Bochard noticed that the 3½ by 2½ by 1 foot slab of granite had writing on it. In fact, it had writing on it in three languages: Hieroglyphic Egyptian, which had died out in the 300s, demotic Egyptian, which was still spoken, and Greek. The stone, eventually named after the Anglicized version of El-Rashid, "Rosetta," dated from the time the Macedonian Ptolemiads ruled Egypt and proved to be the key to finally translating Egyptian hieroglyphics.
The British defeated the French and took the stone to England in 1801, where the hieroglyphics were finally translated a quarter-century later. Since hieroglyphics are picture-writing rather than alpha-numeric, the usual decoding methods don't work in translating it.

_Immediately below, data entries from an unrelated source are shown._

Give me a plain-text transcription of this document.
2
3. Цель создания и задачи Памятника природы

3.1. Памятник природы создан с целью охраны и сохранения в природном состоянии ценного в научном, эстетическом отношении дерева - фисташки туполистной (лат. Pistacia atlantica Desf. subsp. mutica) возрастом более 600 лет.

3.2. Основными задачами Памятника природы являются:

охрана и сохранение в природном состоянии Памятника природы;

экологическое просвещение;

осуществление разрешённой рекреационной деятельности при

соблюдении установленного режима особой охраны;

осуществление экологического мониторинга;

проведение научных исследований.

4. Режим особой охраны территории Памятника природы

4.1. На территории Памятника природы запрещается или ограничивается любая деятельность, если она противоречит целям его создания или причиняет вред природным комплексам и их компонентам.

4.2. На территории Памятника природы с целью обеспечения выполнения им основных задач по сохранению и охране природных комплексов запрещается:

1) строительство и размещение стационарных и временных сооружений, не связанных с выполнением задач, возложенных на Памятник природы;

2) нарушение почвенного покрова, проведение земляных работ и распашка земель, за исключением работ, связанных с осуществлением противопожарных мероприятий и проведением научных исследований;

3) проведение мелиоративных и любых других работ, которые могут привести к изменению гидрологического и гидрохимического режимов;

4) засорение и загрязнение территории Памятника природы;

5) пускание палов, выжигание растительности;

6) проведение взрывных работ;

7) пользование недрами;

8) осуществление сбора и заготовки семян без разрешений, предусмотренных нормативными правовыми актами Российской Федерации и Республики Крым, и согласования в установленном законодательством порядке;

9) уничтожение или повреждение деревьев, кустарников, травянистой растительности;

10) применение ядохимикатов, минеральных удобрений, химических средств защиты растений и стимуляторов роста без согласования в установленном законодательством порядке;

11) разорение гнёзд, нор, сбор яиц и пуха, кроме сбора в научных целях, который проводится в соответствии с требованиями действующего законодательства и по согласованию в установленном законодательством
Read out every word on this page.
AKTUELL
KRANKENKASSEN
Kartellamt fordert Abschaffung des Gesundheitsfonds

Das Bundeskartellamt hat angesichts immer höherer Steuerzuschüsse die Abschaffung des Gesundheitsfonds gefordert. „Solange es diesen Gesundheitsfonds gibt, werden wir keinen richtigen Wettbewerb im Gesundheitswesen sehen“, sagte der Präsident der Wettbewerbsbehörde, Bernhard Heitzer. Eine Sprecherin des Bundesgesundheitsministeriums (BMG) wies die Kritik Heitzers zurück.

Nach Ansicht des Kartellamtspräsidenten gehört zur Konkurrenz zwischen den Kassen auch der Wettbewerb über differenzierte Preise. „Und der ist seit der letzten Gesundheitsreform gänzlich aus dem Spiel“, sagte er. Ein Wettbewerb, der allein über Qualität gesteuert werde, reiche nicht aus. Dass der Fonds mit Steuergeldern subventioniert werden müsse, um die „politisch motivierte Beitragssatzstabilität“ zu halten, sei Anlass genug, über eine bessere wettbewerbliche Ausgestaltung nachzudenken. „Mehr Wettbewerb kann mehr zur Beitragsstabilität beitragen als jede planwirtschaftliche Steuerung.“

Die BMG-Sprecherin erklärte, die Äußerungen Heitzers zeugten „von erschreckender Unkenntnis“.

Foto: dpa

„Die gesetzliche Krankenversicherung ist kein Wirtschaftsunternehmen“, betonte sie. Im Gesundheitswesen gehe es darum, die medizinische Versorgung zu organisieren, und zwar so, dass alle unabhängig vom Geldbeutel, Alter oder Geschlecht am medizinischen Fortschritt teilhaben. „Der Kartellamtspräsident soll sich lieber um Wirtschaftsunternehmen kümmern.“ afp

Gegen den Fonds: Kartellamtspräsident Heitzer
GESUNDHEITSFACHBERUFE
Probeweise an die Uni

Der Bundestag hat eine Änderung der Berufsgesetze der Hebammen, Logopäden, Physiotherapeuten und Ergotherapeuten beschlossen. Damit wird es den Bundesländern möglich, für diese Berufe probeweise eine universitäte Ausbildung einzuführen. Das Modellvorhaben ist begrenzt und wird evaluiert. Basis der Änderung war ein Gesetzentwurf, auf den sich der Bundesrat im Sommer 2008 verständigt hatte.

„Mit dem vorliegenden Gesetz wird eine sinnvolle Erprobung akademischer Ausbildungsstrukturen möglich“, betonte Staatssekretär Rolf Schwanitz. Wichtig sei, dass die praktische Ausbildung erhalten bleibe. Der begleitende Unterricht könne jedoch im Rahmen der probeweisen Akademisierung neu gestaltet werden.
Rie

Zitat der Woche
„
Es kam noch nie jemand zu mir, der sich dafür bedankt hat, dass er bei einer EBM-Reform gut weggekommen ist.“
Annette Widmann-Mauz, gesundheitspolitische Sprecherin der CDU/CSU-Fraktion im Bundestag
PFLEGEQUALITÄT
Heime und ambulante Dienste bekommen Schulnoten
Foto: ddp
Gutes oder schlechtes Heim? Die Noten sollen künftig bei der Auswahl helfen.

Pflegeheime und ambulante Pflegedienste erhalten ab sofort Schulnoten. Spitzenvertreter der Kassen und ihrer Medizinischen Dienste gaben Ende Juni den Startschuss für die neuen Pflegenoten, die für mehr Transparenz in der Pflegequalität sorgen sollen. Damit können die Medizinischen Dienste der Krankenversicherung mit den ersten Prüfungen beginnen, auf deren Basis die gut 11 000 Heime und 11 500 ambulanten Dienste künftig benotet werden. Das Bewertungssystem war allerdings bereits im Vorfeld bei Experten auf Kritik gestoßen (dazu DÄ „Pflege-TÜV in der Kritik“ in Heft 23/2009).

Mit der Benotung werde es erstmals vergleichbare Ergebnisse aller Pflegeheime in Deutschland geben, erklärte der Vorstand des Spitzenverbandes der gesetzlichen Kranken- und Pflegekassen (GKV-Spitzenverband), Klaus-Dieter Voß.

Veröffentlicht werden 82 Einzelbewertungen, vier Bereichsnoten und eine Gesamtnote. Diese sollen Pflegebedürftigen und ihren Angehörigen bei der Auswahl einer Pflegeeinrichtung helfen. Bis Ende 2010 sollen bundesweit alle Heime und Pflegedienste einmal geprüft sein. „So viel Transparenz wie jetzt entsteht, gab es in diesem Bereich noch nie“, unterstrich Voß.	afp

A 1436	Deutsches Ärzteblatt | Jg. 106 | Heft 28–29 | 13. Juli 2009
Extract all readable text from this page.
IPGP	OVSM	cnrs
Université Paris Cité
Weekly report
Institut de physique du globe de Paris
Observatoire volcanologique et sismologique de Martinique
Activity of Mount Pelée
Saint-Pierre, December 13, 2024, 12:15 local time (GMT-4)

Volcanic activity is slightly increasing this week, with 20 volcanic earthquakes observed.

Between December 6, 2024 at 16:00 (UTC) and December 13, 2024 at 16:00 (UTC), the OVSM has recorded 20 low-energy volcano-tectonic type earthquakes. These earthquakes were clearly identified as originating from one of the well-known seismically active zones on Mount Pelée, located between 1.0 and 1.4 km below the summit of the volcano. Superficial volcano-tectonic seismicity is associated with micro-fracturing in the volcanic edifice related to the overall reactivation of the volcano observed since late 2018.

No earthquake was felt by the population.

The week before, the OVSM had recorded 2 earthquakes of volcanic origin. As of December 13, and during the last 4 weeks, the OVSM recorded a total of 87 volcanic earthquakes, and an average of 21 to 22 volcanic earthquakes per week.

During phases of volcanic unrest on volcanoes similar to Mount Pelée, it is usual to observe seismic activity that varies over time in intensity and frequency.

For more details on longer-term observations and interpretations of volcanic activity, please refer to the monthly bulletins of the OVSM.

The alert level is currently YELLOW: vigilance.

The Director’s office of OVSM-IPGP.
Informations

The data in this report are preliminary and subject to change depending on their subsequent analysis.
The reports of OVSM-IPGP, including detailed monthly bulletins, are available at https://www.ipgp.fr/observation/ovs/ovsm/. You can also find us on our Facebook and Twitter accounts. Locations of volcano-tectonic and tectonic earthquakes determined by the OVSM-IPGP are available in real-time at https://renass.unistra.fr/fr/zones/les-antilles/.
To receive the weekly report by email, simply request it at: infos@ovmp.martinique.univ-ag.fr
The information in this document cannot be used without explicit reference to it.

Common sounds don't necessarily show up as common characters, since two different words might be represented by two different images even though they shared similar sounds.
Today the Rosetta Stone is displayed in the British Museum. It was moved to Paris on the 150th anniversary of its discovery and displayed in the Louvre for a month. Egypt asked for it back in 2003 but the museum refused and sent them a replica. Given the unrest in Egypt over the last decade or so, that might have been a good idea.
Although it's incomplete because part of the stone has been lost, enough remains to be able to tell that it contains King Ptolemy V's "Memphis Decree." Modern NBA fans might be excused for thinking it says, "Play the kind of defense that your opponent will feel in the morning," but it is actually an expression of hope for the reign of Ptolemy V. Essentially, what might be the most famous text in the known world is a PR blurb.
Ptolemy V ascended to the throne at five following the death of his father and the murder of his mother -- who was also his aunt. His mother's murderers were his regents until a rebellious general gained control over him and persuaded him to order them killed, whereupon the general became the regent. Your second grade year was probably a lot calmer.
The Ptolemiads were one of the groups inheriting parts of the empire that Alexander the Great had conquered. The other two were stronger, and divvied up the overseas holdings of their weaker neighbor. One of them, Antiochus III the Great, gave his daughter Cleopatra (not that one) to Ptolemy in marriage as a part of the peace treaty. Either she was not easy to live with or Antiochus was an awful father-in-law, because when he was at war with Rome Ptolemy sided with the Romans. This proved wise; the Romans defeated Antiochus at the Battle of Magnesia (the Seleucids couldn't stomach the Roman attacks) and Antiochus died three years later trying to rebuild his power and treasury.
And you thought the Trumps and the Clintons were bad.